На следующее утро, прежде чем встать у дверей отеля в ожидании Лессепса, прежде чем сопровождать его во время завтрака с тремя именитыми инженерами, за которым речь пойдет о проблемах и возможностях канала, прежде чем погрузиться с ним в одно каноэ и проплыть под палящим солнцем пару-тройку излучин враждебной реки Чагрес, прежде чем проделать все это, мой отец рассказал мне о том, чего мне не довелось увидеть собственными глазами. Причем он явно испытывал ощущение (противоречивое), что становится частью Истории, все ближе знакомится с Ангелом, и, возможно, он не так уж ошибался. Разумеется, я не сказал отцу, какой преломляющий эффект имеет его журналистика и какую роль этот эффект мог сыграть в решении французов, отчаянно нуждающихся в положительной пропаганде, зато спросил о впечатлении, которое произвел на него матерый волк от дипломатии, человек, чья улыбка казалась мне опаснее любых хмурых бровей, а рукопожатие – смертельнее честного удара кинжалом, и в ответ на мой вопрос и мои неблагоразумные замечания отец задумался, крепко задумался, как никогда глубоко задумался и сказал с чем-то средним между тоской и гордостью:
– Вот таким человеком хотел бы быть я.
VСара Бернар и «Французское проклятье»
«Да будет канал!» – сказал Лессепс, и канал… начал становиться.
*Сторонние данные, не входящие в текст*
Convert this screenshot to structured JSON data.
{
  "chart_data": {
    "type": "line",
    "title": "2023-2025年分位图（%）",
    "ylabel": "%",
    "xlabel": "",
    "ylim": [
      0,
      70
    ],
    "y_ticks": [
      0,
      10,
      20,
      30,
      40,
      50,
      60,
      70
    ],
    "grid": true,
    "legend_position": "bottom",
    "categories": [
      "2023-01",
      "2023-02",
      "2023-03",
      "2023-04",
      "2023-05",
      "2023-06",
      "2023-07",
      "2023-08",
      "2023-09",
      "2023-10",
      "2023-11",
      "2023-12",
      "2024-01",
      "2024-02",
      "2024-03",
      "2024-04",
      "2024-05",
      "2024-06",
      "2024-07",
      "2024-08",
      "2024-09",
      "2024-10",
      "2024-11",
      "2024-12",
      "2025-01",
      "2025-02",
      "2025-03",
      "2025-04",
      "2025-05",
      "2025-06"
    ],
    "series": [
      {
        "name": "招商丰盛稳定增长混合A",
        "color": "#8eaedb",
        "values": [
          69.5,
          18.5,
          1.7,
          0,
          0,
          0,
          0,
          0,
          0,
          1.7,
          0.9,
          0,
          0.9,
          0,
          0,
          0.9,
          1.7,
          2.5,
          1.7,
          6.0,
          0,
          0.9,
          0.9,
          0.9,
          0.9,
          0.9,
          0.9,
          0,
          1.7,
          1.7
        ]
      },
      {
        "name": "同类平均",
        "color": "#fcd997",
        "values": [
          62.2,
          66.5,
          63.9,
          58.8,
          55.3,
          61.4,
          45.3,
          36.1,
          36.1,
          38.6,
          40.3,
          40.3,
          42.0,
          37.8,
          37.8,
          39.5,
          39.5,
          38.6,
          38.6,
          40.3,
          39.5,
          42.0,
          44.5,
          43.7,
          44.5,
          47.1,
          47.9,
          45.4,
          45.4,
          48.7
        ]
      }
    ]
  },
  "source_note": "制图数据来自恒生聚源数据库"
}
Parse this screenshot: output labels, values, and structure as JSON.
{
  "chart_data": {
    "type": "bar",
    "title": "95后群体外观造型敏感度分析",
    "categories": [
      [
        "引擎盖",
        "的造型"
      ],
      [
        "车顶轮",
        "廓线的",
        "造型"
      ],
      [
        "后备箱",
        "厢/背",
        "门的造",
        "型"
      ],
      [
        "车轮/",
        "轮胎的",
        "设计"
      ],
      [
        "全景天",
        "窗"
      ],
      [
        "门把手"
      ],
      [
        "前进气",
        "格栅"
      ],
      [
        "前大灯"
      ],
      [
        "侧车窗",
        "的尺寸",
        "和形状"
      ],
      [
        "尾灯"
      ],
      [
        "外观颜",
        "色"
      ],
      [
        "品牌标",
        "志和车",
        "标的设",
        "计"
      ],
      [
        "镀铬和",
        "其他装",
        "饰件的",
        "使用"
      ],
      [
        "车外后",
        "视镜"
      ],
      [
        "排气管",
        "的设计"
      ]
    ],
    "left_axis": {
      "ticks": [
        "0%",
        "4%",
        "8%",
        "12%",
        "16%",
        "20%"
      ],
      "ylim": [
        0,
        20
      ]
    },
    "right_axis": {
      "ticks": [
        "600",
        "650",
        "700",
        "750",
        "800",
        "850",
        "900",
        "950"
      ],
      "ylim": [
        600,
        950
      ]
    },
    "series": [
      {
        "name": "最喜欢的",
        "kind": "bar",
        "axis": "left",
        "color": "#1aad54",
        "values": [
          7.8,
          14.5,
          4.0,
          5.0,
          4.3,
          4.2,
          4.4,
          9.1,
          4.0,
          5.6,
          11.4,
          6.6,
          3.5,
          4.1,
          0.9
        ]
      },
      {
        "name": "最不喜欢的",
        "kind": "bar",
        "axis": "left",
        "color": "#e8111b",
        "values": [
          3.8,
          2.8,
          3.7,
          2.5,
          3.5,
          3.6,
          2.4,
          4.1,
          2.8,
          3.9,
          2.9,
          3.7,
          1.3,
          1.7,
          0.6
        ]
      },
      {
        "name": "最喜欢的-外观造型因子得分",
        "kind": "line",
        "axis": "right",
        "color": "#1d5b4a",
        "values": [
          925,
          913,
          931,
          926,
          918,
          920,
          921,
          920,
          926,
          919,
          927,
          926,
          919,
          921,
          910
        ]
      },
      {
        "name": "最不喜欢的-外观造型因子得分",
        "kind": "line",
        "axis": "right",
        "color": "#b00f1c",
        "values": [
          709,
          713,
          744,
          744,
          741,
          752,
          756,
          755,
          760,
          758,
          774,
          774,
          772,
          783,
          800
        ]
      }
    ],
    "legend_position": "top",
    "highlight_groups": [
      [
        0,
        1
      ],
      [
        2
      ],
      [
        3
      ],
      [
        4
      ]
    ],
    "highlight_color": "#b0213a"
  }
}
Но произошло это не у него на глазах, глазах-усталого-кота. Великий человек вернулся в Париж, и превосходное состояние его здоровья по возвращении убедительно говорило о том, что убийственный панамский климат – не более чем миф. Из ставки на рю Ко-мартен он, генерал-аншеф, на расстоянии командовал армией инженеров, посланной в дикие тропики, дабы задушить сопротивление партизанского движения Климата и подчинить предательскую Гидрологию. А моему отцу предстояло стать певцом этой брани, о да, Фукидидом этой войны. Мигеля Альтамирано посетила в те дни живая и пророческая, словно солнечное затмение, уверенность: его истинное предназначение открылось ему только сейчас, в шестьдесят с лишним, и состояло оно в том, чтобы оставить письменное свидетельство победы Человека над Силами Природы. Ведь межокеанский канал как раз и будет полем битвы, на котором Природа, легендарная противница Прогресса, подпишет наконец акт безоговорочной капитуляции.